Die neu entdeckte Banking-Malware VENON stellt eine signifikante Bedrohung für südamerikanische Nutzer dar und markiert eine Verschiebung im Bedrohungslandschaft Lateinamerikas. Die in Rust programmierte Schadsoftware wurde erstmals im letzten Monat identifiziert und zielt gezielt auf 33 brasilianische Finanzinstitute sowie digitale Asset-Plattformen ab. Besonders bemerkenswert ist die Verwendung von Rust statt der traditionell dominierenden Programmiersprache Delphi, was auf eine technisch versierte Entwicklergruppe hindeutet, die möglicherweise generative KI zur Erstellung sophistizierter Banking-Trojaner-Funktionalitäten nutzte. VENON verbreitet sich durch eine mehrstufige Infektionskette mit DLL-Sideloading und Social-Engineering-Techniken wie ClickFix, um Nutzer zum Download manipulierter Archive zu bewegen. Nach der Ausführung implementiert die Malware neun Evasionsmechanismen, darunter Anti-Sandbox-Checks und AMSI-Bypass-Techniken, bevor sie ihre destruktiven Aktivitäten entfaltet. Die Besorgnis erregend ist der Shortcut-Hijacking-Mechanismus, der speziell das Itaú-Banking-Portal attackiert und Nutzer auf gefälschte Websites umleitet. Obwohl VENON primär brasilianische Ziele adressiert, zeigen die zunehmend ausgefeilten Techniken und die Kombination mit anderen Banking-Malware-Kampagnen wie SORVEPOTEL, dass deutsche Unternehmen und Nutzer mit internationalen Verflechtungen nach Lateinamerika verstärkt Aufmerksamkeit auf solche regional fokussierten Bedrohungen richten sollten.

Die Entdeckung von VENON zeigt eine beunruhigende Entwicklung in der Cyberkriminalitätslandschaft. Während das Malware-Sample primär brasilianische Ziele bedroht, verdeutlicht sein technisches Design universelle Angriffsmuster, die weltweit relevant sind.
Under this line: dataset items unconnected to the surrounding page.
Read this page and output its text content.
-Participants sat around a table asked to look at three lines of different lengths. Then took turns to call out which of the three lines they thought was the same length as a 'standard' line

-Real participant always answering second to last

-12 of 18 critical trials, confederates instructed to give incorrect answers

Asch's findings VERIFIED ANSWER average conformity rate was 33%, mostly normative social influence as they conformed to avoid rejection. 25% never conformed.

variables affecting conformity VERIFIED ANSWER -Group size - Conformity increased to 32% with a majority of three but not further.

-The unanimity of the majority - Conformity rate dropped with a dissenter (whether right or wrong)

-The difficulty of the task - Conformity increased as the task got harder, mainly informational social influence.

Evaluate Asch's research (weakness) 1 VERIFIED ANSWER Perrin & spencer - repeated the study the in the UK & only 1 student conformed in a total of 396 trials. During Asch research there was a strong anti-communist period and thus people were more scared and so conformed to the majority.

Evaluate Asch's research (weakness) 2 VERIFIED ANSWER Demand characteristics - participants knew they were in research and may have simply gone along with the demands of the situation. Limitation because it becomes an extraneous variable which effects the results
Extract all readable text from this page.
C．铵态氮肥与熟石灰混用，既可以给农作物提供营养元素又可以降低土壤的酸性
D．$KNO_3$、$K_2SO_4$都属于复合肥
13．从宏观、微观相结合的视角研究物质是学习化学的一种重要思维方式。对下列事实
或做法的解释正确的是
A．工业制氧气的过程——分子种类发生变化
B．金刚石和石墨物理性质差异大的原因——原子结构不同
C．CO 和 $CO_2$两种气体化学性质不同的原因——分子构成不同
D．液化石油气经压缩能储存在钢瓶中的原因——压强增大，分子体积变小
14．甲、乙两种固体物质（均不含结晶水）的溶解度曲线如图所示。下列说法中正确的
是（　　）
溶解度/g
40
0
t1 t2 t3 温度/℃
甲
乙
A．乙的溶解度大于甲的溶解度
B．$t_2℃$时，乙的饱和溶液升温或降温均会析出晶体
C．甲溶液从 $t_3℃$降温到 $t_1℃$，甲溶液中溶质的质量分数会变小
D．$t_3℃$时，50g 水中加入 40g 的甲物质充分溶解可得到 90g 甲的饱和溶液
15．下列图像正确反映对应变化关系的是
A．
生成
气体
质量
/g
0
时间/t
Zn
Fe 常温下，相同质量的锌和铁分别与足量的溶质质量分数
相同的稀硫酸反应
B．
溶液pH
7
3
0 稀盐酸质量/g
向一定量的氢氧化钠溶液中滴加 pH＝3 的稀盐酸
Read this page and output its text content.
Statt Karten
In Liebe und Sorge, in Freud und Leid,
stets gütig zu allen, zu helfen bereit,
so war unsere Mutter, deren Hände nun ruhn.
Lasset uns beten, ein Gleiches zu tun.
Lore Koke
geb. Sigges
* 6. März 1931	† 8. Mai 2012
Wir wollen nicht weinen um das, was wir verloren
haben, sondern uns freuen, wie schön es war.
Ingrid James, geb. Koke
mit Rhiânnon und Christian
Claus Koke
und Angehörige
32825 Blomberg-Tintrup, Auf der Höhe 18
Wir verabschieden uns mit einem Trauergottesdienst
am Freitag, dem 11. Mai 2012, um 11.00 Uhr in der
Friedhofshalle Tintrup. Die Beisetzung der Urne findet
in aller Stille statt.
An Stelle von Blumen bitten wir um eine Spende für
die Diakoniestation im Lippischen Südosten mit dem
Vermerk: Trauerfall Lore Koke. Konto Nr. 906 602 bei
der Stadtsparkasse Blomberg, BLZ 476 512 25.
Besonders interessant ist die Verwendung von Rust als Entwicklungssprache. Laut ZenoX nutzte der oder die Entwickler vermutlich generative KI-Tools, um bewährte Banking-Trojaner-Funktionalitäten in Rust neu zu implementieren – ein aufwendiger, aber effektiver Ansatz zur Umgehung traditioneller Signaturen.

Die Infektionskette von VENON ist hochgradig ausgefeilert. Das Schadprogramm wird über DLL-Side-Loading verbreitet, wobei Cyberkriminelle offenbar Social-Engineering-Taktiken wie ClickFix nutzen, um Nutzer zum Download manipulierter ZIP-Archive zu bewegen. Diese enthalten über PowerShell-Skripte die eigentlichen Schad-DLLs.

Einmal ausgeführt, entfaltet VENON eine beeindruckende Reihe von neun Evadierungstechniken. Dazu gehören Anti-Sandbox-Checks, indirekte Syscalls, ETW-Bypass und AMSI-Bypass – allesamt Mechanismen, die das Malware-Sample vor Sicherheitsanalysen und Endpoint-Detection-Response-Lösungen schützen sollen. Danach verbindet sich VENON mit einer Google Cloud Storage URL, um Konfigurationen zu laden, installiert sich als geplante Aufgabe und etabliert eine WebSocket-Verbindung zu ihrem Command-and-Control-Server.

Besonders raffiniert ist das Shortcut-Hijacking-Modul, das speziell auf die Itaú-Banking-App abzielt. Es ersetzt legitime System-Shortcuts durch manipulierte Versionen, die Opfer auf Phishing-Seiten umleiten. Das Malware-Paket enthält zudem ein Rückgängig-Machen-Modul – der Operator kann remote alle Änderungen rückgängig machen, um Spuren zu verwischen.

VENON ist in der Lage, 33 Finanzinstitute und Kryptowährungsplattformen ins Visier zu nehmen. Das Malware-Sample überwacht Fentertitel und Browser-Domains und aktiviert sich nur, wenn eines der Ziele geöffnet wird – dann zeigt es gefälschte Banking-Overlays an, um Anmeldedaten zu stehlen.

Die Entdeckung erfolgt vor dem Hintergrund eines anderen besorgniserregenden Trends: Der Wurm SORVEPOTEL wird über WhatsApp verbreitet und nutzt den Desktop-Web-Client, um Banking-Malware wie Maverick, Casbaneiro oder Astaroth bereitzustellen. Ein einzelnes manipuliertes WhatsApp-Bild genügt bereits für eine mehrstufige Infektionskette.